Master of Iron (Bladesmith #2)(46)



“Well done,” he says right before he collapses.





CHAPTER FOURTEEN


I try to catch him on the way down, but I’m still holding Lady Killer, and I don’t drop the sword in time.

Kellyn groans with every breath he lets out. One hand on his head, the other at his arm.

“It’s okay,” I tell him. “You’re going to be okay. Just wait here a moment.”

As if he could go anywhere.

I try to track down the horses. These weren’t trained warhorses, and they spooked at the first sign of trouble. Kellyn’s mount is nowhere in sight, but I find my gelding grazing in a rich patch of grass about a hundred yards away.

When I bring him back to the blood-soaked clearing, I retrieve one of my waterskins and return to Kellyn. I clean the blood from his head and wrap it with an unsoiled shirt from one of the dead soldiers.

Kellyn snores lightly, and I flick his nose. “What!” he shrieks. Then he’s back to groaning.

“Stay awake.”

“Why?”

“You hit your head.”

“So?”

“So, when you hit your head, you’re supposed to stay awake.”

“Why?”

“I don’t know! That’s just what they say.”

“I have to sleep eventually.”

“Will you stop being difficult? I need to figure out what to do about this arrow.”

The wound is deep, but it doesn’t quite poke out the other side of his arm. Do I push it the rest of the way through? I can’t pull it back out. The wound itself isn’t bleeding terribly, but there’s an arrow in there and that’s not good.

“Wake up!” I snap.

Kellyn jolts back to consciousness. “Ziva, I’m tired.”

“No. Stay awake. Help me figure out what to do with this arrow.”

“Leave it,” he hisses. “We don’t have anything to help get it out or to patch it up or…”

“Kellyn!”

“I’m awake!”

“Can you climb onto the horse?”

“I don’t know if I can sit up.”

He starts drifting off again, and I know that the arrow shaft is going to be a problem. It’s so long; it’ll bump up against things, causing him all kinds of pain.

If the blow to his head doesn’t kill him first.

Don’t think like that!

I place both hands on the arrow shaft, grip it as close to Kellyn’s skin as I can.

Then I snap it.

“TWIN HELLS! GAH!” Kellyn’s suddenly upright, shoving me away. I know he’s not in his right mind, on top of being in unimaginable pain, so I don’t take it personally.

I discard the broken piece of arrow, cover the wound as best I can above and below the shaft, then pull Kellyn to his feet. “Come on. On the horse. Then you can rest.”

I have to find a large rock for Kellyn to climb in order get him into the saddle. I come up behind him, and he sags against me. He’s a lot heavier when he’s all deadweight.

“Kellyn, talk to me.”

“You said I could rest,” he slurs.

“You can. You’re not moving. You still have to talk to me.”

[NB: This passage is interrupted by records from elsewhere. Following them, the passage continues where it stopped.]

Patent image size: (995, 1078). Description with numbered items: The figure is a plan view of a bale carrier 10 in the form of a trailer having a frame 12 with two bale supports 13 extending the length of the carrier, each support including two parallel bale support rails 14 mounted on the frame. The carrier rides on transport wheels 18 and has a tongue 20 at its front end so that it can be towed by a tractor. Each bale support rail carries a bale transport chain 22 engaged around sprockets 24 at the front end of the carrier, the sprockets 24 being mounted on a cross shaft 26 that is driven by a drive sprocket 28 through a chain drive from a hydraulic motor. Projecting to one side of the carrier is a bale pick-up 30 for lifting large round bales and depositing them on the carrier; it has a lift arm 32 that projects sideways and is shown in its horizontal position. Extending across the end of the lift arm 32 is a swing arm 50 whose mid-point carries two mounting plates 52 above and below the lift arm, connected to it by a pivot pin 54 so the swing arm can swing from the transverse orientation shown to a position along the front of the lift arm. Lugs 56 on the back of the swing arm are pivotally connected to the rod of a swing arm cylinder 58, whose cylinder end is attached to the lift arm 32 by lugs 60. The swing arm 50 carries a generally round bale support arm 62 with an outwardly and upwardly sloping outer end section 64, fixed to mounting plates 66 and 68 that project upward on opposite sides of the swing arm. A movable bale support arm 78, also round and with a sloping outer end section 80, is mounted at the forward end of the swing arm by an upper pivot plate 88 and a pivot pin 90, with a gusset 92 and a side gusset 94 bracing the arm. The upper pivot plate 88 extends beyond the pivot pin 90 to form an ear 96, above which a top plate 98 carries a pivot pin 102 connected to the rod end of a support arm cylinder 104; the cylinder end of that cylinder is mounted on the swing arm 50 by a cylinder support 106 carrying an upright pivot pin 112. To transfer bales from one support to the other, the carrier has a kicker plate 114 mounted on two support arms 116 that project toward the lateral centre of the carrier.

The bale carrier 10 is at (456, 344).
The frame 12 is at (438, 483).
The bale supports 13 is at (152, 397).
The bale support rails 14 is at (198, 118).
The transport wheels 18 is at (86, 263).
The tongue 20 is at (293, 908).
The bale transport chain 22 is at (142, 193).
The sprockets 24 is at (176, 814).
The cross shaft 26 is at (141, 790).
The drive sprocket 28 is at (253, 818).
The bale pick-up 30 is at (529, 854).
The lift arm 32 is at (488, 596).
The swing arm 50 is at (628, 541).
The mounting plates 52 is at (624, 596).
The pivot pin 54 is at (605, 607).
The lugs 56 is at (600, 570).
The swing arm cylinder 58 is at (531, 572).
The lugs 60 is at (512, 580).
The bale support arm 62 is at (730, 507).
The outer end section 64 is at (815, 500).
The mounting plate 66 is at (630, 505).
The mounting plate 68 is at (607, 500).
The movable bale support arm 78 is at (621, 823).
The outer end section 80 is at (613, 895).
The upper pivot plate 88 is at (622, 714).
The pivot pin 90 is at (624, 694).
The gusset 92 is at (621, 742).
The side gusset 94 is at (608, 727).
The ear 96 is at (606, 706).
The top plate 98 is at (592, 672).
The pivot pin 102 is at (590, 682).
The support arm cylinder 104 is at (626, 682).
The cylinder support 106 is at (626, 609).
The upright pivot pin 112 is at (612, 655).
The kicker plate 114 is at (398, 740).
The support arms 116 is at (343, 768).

“I don’t want to talk to you. I want you to talk to me.”

The horse leaps over a smaller tree trunk, and Kellyn groans again.

“What is that supposed to mean?” I ask.

“I’m always the one instigating everything. When we talk. When we kiss. The flirting. All of it. At first, I did it because you’re shy, because I thought that’s maybe what you needed…” His words trail off.

“Kellyn!”

“But it’s not fair!” he shouts when he jerks awake again. “I want someone who wants me. I want someone who puts in an effort to be with me. A relationship takes two people, and they have to be equal partners. And no matter how badly I want you, I can’t make you want me. So I’m backing off, and if you want me, you have to try harder…”

He slumps into sleep again, and I’m so stunned by his words that I let him be for a moment.

Twins, that’s what he’s been doing. Acting normal. Not making a big deal out of the kiss. Not being extra flirty. He wants me to make an effort. He wants an equal partner in a relationship, and I don’t know if I can be that for him. I spend so much time alone, preferring it to anything else, even. I don’t know how to be what he needs. What he wants.

He’s not asking you to change who you are. He’s asking you to make an effort.

But what if that makes me uncomfortable? What if I say or do something awful to push him away for good? Doesn’t he realize I’m doing him a favor by letting him start things? I don’t want to start anything that he doesn’t want.

I tell myself that I don’t have to make any decisions now. Right now, I have to get Kellyn to the capital so Serutha can put him to rights. How far away are we now? Three weeks? A month?

How long can that arrow stay in there before more serious things happen?

“Kellyn,” I say.

“Hmm?” he asks sleepily.

“Just checking on you.” Though to be honest, I have no idea what I’m checking for. But as long as he’s coherent every time I wake him, he should be fine, right?